Le Conseil constitutionnel se prononce, le 25 juillet 1989, sur la conformité de la loi relative à la définition et à la mise en œuvre de principes d’aménagement. Les parlementaires auteurs de la saisine critiquent particulièrement les nouveaux critères de qualification des terrains à bâtir ainsi que le régime de déclaration préalable des divisions foncières. Ils soutiennent que ces dispositions méconnaissent la protection de la propriété privée, la compétence du juge judiciaire, le principe d’égalité et la réserve de compétence législative. La question posée au juge constitutionnel est de savoir si l’intervention de l’administration dans la qualification des biens et l’exercice du droit de propriété porte une atteinte inconstitutionnelle à ce dernier. Le Conseil constitutionnel écarte les griefs en distinguant la liberté individuelle du droit de propriété et en validant des limitations justifiées par l’intérêt général. L’analyse de cette décision suppose d’examiner l’encadrement du rôle du juge face aux critères administratifs avant d’étudier la légitimité des restrictions apportées à la libre disposition des sols.
I. L’encadrement juridictionnel de la propriété face aux critères administratifs
A. La distinction constitutionnelle entre liberté individuelle et droit de propriété
Les auteurs de la saisine affirment que le juge judiciaire, garant des libertés individuelles selon l’article 66 de la Constitution, doit impérativement intervenir dans la protection de la propriété. Le Conseil constitutionnel répond de manière restrictive en précisant que « celui-ci concerne la liberté individuelle et non le droit de propriété ». Cette solution écarte l’idée d’un bloc de garanties constitutionnelles fusionnant la protection physique des personnes et la protection de leur patrimoine immobilier. Le droit de propriété ne bénéficie donc pas de la protection automatique de l’autorité judiciaire au titre de l’article 66 précité.

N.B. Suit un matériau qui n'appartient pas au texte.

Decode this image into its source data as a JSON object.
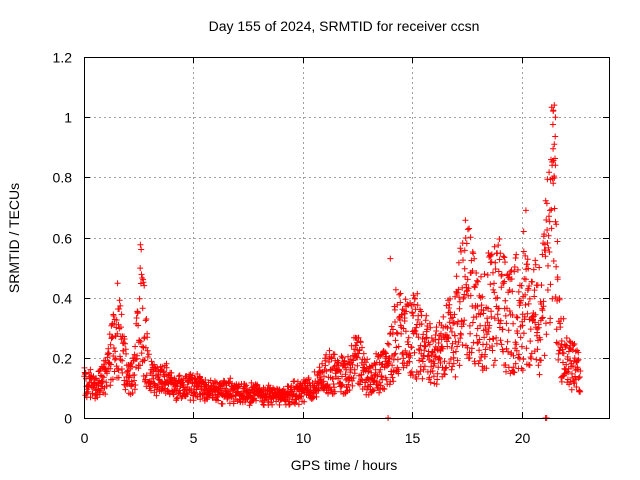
{
  "chart_data": {
    "type": "scatter",
    "title": "Day 155 of 2024, SRMTID for receiver ccsn",
    "xlabel": "GPS time / hours",
    "ylabel": "SRMTID / TECUs",
    "xlim": [
      0,
      24
    ],
    "ylim": [
      0,
      1.2
    ],
    "xticks": [
      "0",
      "5",
      "10",
      "15",
      "20"
    ],
    "yticks": [
      "0",
      "0.2",
      "0.4",
      "0.6",
      "0.8",
      "1",
      "1.2"
    ],
    "grid": true,
    "marker": "plus",
    "color": "#ff0000",
    "series": [
      {
        "name": "SRMTID",
        "profile_x": [
          0,
          0.5,
          1.0,
          1.5,
          1.8,
          2.0,
          2.3,
          2.6,
          2.8,
          3.0,
          3.5,
          4.0,
          5.0,
          6.0,
          7.0,
          8.0,
          8.8,
          9.5,
          10.5,
          11.0,
          12.0,
          12.5,
          13.0,
          13.5,
          14.0,
          14.3,
          14.8,
          15.3,
          16.0,
          16.5,
          17.0,
          17.5,
          18.0,
          18.5,
          19.0,
          19.5,
          20.0,
          20.5,
          20.8,
          21.0,
          21.3,
          21.5,
          21.7,
          22.0,
          22.3,
          22.7
        ],
        "profile_y": [
          0.12,
          0.11,
          0.13,
          0.3,
          0.22,
          0.12,
          0.15,
          0.4,
          0.25,
          0.15,
          0.13,
          0.11,
          0.1,
          0.09,
          0.09,
          0.08,
          0.07,
          0.08,
          0.1,
          0.15,
          0.15,
          0.2,
          0.13,
          0.15,
          0.2,
          0.3,
          0.25,
          0.28,
          0.2,
          0.25,
          0.3,
          0.45,
          0.3,
          0.35,
          0.38,
          0.32,
          0.38,
          0.33,
          0.35,
          0.4,
          0.6,
          0.75,
          0.35,
          0.2,
          0.18,
          0.14
        ],
        "peaks": [
          {
            "x": 21.5,
            "y": 1.04
          },
          {
            "x": 21.45,
            "y": 1.02
          },
          {
            "x": 21.55,
            "y": 1.0
          },
          {
            "x": 21.5,
            "y": 0.91
          },
          {
            "x": 21.4,
            "y": 0.84
          },
          {
            "x": 21.55,
            "y": 0.84
          },
          {
            "x": 21.45,
            "y": 0.78
          },
          {
            "x": 21.3,
            "y": 0.69
          },
          {
            "x": 20.2,
            "y": 0.69
          },
          {
            "x": 20.1,
            "y": 0.62
          },
          {
            "x": 17.5,
            "y": 0.58
          },
          {
            "x": 14.0,
            "y": 0.53
          },
          {
            "x": 2.7,
            "y": 0.46
          },
          {
            "x": 2.75,
            "y": 0.44
          }
        ],
        "outliers": [
          {
            "x": 13.9,
            "y": 0.0
          },
          {
            "x": 21.1,
            "y": 0.0
          },
          {
            "x": 21.15,
            "y": 0.0
          }
        ]
      }
    ]
  }
}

Cette distinction fondamentale permet au législateur d’attribuer des compétences à l’administration sans heurter frontalement les prérogatives constitutionnelles du juge judiciaire.
B. La préservation de l’office du juge judiciaire en matière d’expropriation
La loi modifie les critères du terrain à bâtir en ajoutant un critère de constructibilité déterminé par les documents d’urbanisme. Le juge constitutionnel estime que l’administration ne dispose pas pour autant d’une « faculté de déterminer arbitrairement la qualification des biens immobiliers ». La garantie offerte par l’autorité judiciaire demeure intacte car elle « demeure seule compétente pour déterminer la consistance, l’usage et la valeur des biens ». Le juge de l’expropriation conserve ainsi le pouvoir d’écarter les servitudes administratives s’il constate, de la part de l’expropriant, une « intention dolosive ». Cette compétence résiduelle garantit que l’évaluation du prix du bien reste une prérogative judiciaire souveraine malgré l’influence des règles administratives d’urbanisme.

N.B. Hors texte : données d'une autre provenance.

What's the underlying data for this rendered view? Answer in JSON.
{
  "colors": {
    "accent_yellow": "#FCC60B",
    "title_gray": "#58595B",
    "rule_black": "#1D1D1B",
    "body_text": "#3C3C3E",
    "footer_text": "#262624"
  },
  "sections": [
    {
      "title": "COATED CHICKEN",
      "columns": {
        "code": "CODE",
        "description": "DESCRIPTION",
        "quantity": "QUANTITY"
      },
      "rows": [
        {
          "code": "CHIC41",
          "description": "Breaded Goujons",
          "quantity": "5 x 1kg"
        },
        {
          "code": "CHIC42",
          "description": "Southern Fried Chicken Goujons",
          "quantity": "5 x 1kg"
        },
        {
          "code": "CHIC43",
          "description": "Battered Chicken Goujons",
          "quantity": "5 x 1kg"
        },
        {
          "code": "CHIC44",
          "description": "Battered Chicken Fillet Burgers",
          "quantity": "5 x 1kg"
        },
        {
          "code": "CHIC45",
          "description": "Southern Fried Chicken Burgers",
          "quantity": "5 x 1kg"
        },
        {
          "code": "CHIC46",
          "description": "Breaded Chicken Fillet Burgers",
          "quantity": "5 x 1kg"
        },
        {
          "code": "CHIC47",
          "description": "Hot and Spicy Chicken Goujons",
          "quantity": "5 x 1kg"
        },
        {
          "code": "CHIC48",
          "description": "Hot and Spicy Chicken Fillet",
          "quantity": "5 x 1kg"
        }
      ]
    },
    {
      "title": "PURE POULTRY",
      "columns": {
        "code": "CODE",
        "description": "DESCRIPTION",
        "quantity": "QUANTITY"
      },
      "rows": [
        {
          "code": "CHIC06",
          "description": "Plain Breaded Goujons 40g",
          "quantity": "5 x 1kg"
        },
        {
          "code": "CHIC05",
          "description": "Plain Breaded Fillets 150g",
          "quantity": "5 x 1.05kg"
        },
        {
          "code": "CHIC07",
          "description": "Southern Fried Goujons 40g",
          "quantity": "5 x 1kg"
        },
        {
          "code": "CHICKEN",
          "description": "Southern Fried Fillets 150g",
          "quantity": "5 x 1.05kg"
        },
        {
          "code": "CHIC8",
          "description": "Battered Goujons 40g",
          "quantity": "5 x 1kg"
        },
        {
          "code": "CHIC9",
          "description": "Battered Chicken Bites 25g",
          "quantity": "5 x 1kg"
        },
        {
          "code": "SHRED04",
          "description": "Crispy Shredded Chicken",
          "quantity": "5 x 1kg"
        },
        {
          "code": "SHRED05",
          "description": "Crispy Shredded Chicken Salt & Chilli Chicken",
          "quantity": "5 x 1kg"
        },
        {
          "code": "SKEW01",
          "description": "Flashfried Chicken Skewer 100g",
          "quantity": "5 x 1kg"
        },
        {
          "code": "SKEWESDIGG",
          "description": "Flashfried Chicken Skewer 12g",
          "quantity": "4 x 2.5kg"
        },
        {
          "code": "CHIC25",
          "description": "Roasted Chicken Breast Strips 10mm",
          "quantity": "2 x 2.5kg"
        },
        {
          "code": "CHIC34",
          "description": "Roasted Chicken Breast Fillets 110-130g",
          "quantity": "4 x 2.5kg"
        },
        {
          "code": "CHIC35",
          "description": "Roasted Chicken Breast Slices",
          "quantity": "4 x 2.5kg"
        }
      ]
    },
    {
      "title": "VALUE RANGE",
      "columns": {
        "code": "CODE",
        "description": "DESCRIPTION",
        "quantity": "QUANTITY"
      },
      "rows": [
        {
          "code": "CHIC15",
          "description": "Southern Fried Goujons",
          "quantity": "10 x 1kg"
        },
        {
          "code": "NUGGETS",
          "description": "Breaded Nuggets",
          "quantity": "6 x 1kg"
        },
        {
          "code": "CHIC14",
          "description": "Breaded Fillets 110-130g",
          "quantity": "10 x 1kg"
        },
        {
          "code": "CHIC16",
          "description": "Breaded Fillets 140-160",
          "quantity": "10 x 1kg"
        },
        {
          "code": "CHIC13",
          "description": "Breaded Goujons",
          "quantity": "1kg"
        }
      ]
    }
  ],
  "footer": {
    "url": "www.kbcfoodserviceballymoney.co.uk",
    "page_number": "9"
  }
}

II. La validité des restrictions à la libre disposition du domaine foncier
A. Le caractère non privatif des limitations imposées par l’intérêt général
L’article 13 de la loi soumet certaines divisions foncières à une déclaration préalable pour protéger les milieux naturels et les paysages. Les requérants voient dans ce mécanisme une dénaturation de la propriété par la perte de la libre disposition du bien par son titulaire. Le Conseil considère toutefois que la loi « n’a ni pour objet ni pour effet d’entraîner la privation du droit de propriété ». Il s’agit d’une simple « limitation à certaines modalités de son exercice » qui ne présente pas un caractère de gravité suffisant. Cette restriction est validée car elle poursuit des « fins d’intérêt général définies avec une précision suffisante » par le texte législatif. L’atteinte n’est pas jugée disproportionnée au regard des objectifs de sauvegarde des sites et des équilibres biologiques.
B. La conformité des mesures aux principes d’égalité et de légalité
Le grief tiré de la violation du principe d’égalité est également écarté car la loi permet d’appliquer des règles différentes à des situations concrètes distinctes. La protection des sites naturels nécessite des appréciations locales que l’administration peut légitimement fonder sur des critères géographiques et environnementaux spécifiques. Concernant l’article 34 de la Constitution, le Conseil juge que le législateur a fixé de façon assez précise les limitations apportées au droit de propriété. Le renvoi au pouvoir réglementaire pour déterminer les conditions d’application de la déclaration préalable ne constitue pas une « délégation de la compétence législative ». La loi définit les principes fondamentaux tandis que le décret précise les modalités techniques de mise en œuvre de la publicité et de la procédure.